Finance the worst privacy offender: report

The finance sector is the most commonly complained about sector in regards to privacy, with the Office of the Australian Information Commissioner (OAIC) revealing in its first annual report how many complaints it receives and how many are actually resolved.

The OAIC draws together the Privacy Commissioner and the new roles of the Australian Information Commissioner and the Freedom of Information Commissioner.

In the report, the office found that the finance sector continues to be the most commonly complained about sector on matters of privacy. The Australian Government ranked second, while the telecommunications sector came in fourth under debt collectors, credit and tenancy databases.

(Credit: Office of the Australian Information Commissioner, CC3.0)

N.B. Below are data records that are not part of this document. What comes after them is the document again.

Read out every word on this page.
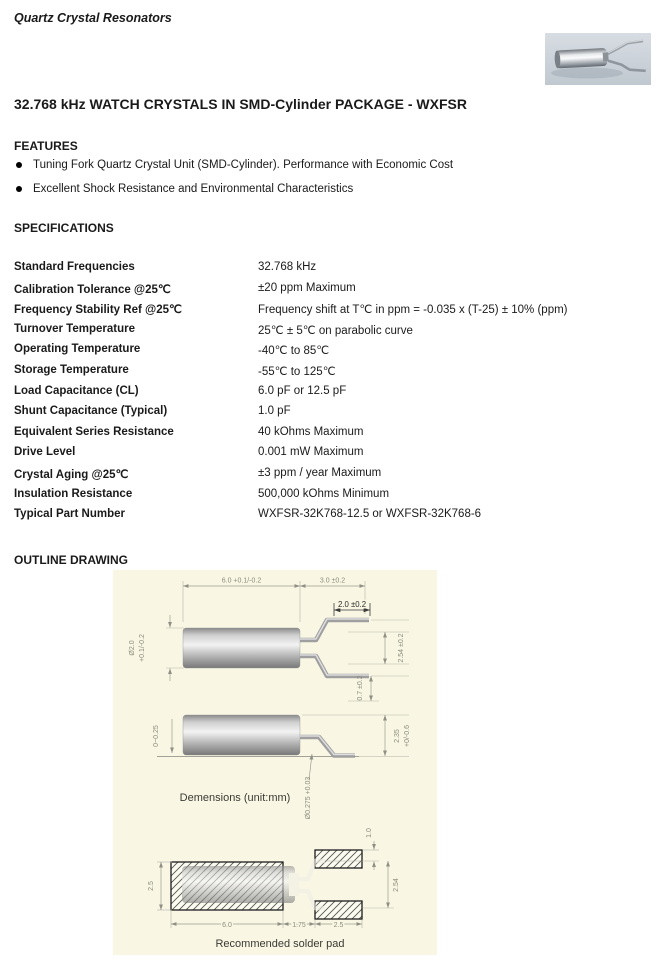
Quartz Crystal Resonators
32.768 kHz WATCH CRYSTALS IN SMD-Cylinder PACKAGE - WXFSR
FEATURES
Tuning Fork Quartz Crystal Unit (SMD-Cylinder). Performance with Economic Cost
Excellent Shock Resistance and Environmental Characteristics
SPECIFICATIONS
Standard Frequencies	32.768 kHz
Calibration Tolerance @25℃	±20 ppm Maximum
Frequency Stability Ref @25℃	Frequency shift at T℃ in ppm = -0.035 x (T-25) ± 10% (ppm)
Turnover Temperature	25℃ ± 5℃ on parabolic curve
Operating Temperature	-40℃ to 85℃
Storage Temperature	-55℃ to 125℃
Load Capacitance (CL)	6.0 pF or 12.5 pF
Shunt Capacitance (Typical)	1.0 pF
Equivalent Series Resistance	40 kOhms Maximum
Drive Level	0.001 mW Maximum
Crystal Aging @25℃	±3 ppm / year Maximum
Insulation Resistance	500,000 kOhms Minimum
Typical Part Number	WXFSR-32K768-12.5 or WXFSR-32K768-6
OUTLINE DRAWING
6.0 +0.1/-0.2	3.0 ±0.2
2.0 ±0.2
Ø2.0 +0.1/-0.2	2.54 ±0.2
0.7 ±0.2
0~0.25	2.35 +0/-0.6
Ø0.275 +0.03
Demensions (unit:mm)
2.5
6.0	1.75	2.5
1.0
2.54
Recommended solder pad
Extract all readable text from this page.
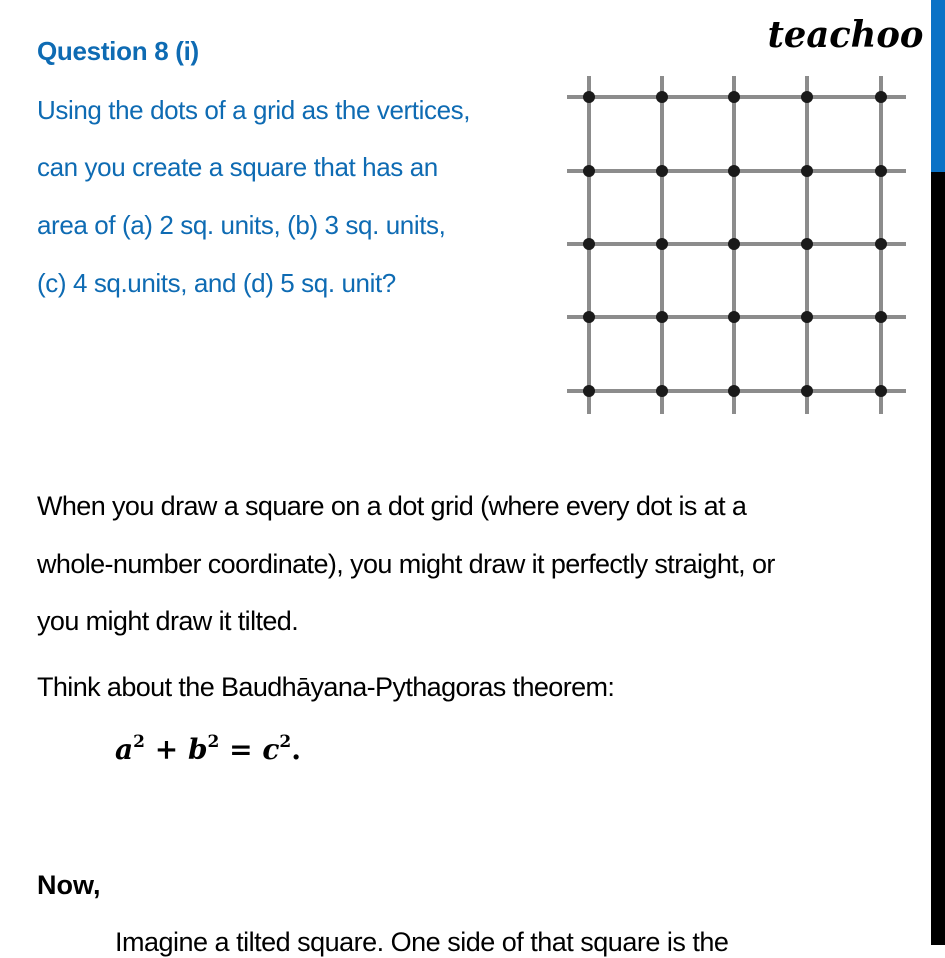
teachoo
Question 8 (i)
Using the dots of a grid as the vertices,
can you create a square that has an
area of (a) 2 sq. units, (b) 3 sq. units,
(c) 4 sq.units, and (d) 5 sq. unit?
When you draw a square on a dot grid (where every dot is at a
whole-number coordinate), you might draw it perfectly straight, or
you might draw it tilted.
Think about the Baudhāyana-Pythagoras theorem:
$a^2 + b^2 = c^2$.
Now,
Imagine a tilted square. One side of that square is the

However, on an individual basis, Telstra stood out as the second most complained about organisation, racking up 54 complaints in the past financial year. The Commonwealth Bank had 26 complaints, Optus had 22 complaints, while Vodafone had a lower 17 complaints despite recent issues surrounding the privacy of customer details. Credit reporting organisation Veda Advantage was the most complained about organisation.

(Credit: Office of the Australian Information Commissioner, CC3.0)

Complaints by themselves do not indicate that an organisation was actually in breach of the Privacy Act or that a full investigation was undertaken. In fact, 56.9 per cent of complaints were declined, commonly because there were no privacy issues, the complaint wasn't about the individual who was raising the issue, the problem hadn't been raised with the respondent before contacting the OAIC, or the individual hadn't given the respondent enough time to deal with the complaint. In these cases, the complaints are not resolved.

About 32 per cent of complaints did make it to a preliminary inquiry before being closed. In these cases, the majority were closed as the firms hadn't interfered with privacy or the respondent had adequately dealt with the complaint. The most common actions respondents took to deal with complaints at this stage was to amend records, provide access to records, apologise and change their procedures. Other less common actions included compensation of up to $5000.

About 11 per cent of complaints were investigated further, but two thirds of complaints had already resolved by the respondent before the OAIC had completed this more detailed investigation. The respondents that had reached this level of investigation took similar actions to ease privacy problems, such as amending or providing access to records, apologising and changing its procedures. There were fewer cases of compensation, but these included higher amounts being paid to complainants.

(Credit: Office of the Australian Information Commissioner, CC3.0)

The OAIC also received, separately, 56 voluntary data breach notifications, representing a 21 per cent increase from the previous financial year. A lack of legislation around data breach notifications has meant that organisations are not required to report them. Forensic investigators have reported that Australian data breaches have doubled compared to the previous financial year, highlighting the number of breaches that go unreported.

The OAIC's full report (PDF) is available online.